Ella era demasiado curiosa y, por demás, le gustaba compartir la información fruto de su curioseo.
Quizás podía contárselo a Wolfram, o a aquel muchacho rubio del sombrero de paja. A aquella doncella increíblemente torpe a pesar de llevar gafas, al cocinero del eterno cigarrillo en la boca, o a aquel adorable abuelo que bebía té sin parar en aquella extraña taza.
Sabía que ninguno de ellos era consciente de aquella relación extremadamente cercana, algo más que de amo-sirviente.

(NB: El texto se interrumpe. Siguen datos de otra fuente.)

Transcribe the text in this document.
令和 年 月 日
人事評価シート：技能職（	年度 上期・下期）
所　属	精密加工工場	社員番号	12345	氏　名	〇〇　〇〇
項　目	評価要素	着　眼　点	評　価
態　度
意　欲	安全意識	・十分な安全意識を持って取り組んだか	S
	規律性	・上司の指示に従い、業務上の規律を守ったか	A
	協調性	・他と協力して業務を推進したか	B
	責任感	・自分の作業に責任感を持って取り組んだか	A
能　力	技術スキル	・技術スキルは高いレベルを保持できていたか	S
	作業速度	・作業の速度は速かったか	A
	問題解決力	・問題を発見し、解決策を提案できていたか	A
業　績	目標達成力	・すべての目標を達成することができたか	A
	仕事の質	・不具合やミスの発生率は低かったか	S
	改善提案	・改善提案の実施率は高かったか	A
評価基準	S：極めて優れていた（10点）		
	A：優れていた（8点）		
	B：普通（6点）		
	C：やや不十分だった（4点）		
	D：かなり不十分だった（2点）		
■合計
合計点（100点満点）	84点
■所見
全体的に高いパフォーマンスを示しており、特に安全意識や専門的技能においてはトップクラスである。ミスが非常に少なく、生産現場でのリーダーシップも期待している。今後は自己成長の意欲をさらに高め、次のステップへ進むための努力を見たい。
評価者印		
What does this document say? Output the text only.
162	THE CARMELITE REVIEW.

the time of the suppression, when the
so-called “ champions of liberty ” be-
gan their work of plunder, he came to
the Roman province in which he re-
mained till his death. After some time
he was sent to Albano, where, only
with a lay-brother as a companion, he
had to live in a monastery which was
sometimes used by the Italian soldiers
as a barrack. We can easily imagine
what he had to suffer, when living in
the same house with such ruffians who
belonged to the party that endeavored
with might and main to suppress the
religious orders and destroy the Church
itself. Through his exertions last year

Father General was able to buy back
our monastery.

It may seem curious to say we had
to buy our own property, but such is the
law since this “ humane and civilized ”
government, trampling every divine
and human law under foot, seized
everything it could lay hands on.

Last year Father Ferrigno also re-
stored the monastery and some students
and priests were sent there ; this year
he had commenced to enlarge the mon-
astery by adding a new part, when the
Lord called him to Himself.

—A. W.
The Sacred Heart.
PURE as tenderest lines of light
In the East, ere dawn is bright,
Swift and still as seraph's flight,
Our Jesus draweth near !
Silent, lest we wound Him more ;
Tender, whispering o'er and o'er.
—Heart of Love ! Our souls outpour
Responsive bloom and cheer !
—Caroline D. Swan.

Ella nunca había dejado ningún cotilleo sin salir de sus labios.
Jamás...
Ella adoraba contar curioseos y secretos.
Pero...
Volvió a mirar por la cerradura. Sus mejillas se tiñeron de un rubor oscuro al mismo tiempo que un desesperado gemido salía de los labios de Ciel, provocado por su mayordomo.
Nunca le gustaba dejar secreto sin contar.
Jamás...
Pero...
Puede que solo por esa vez, decidiera acallar sus temblorosos labios y guardar el secreto.
Notas Finales
* Es... Es un teléfono xD
Tenía que hacerlo desde el punto de vista de Lind, y se supone que ella no sabe lo que es (más bien: yo he supuesto que no lo sabe (?)), y no sabía cómo demonio describirlo así.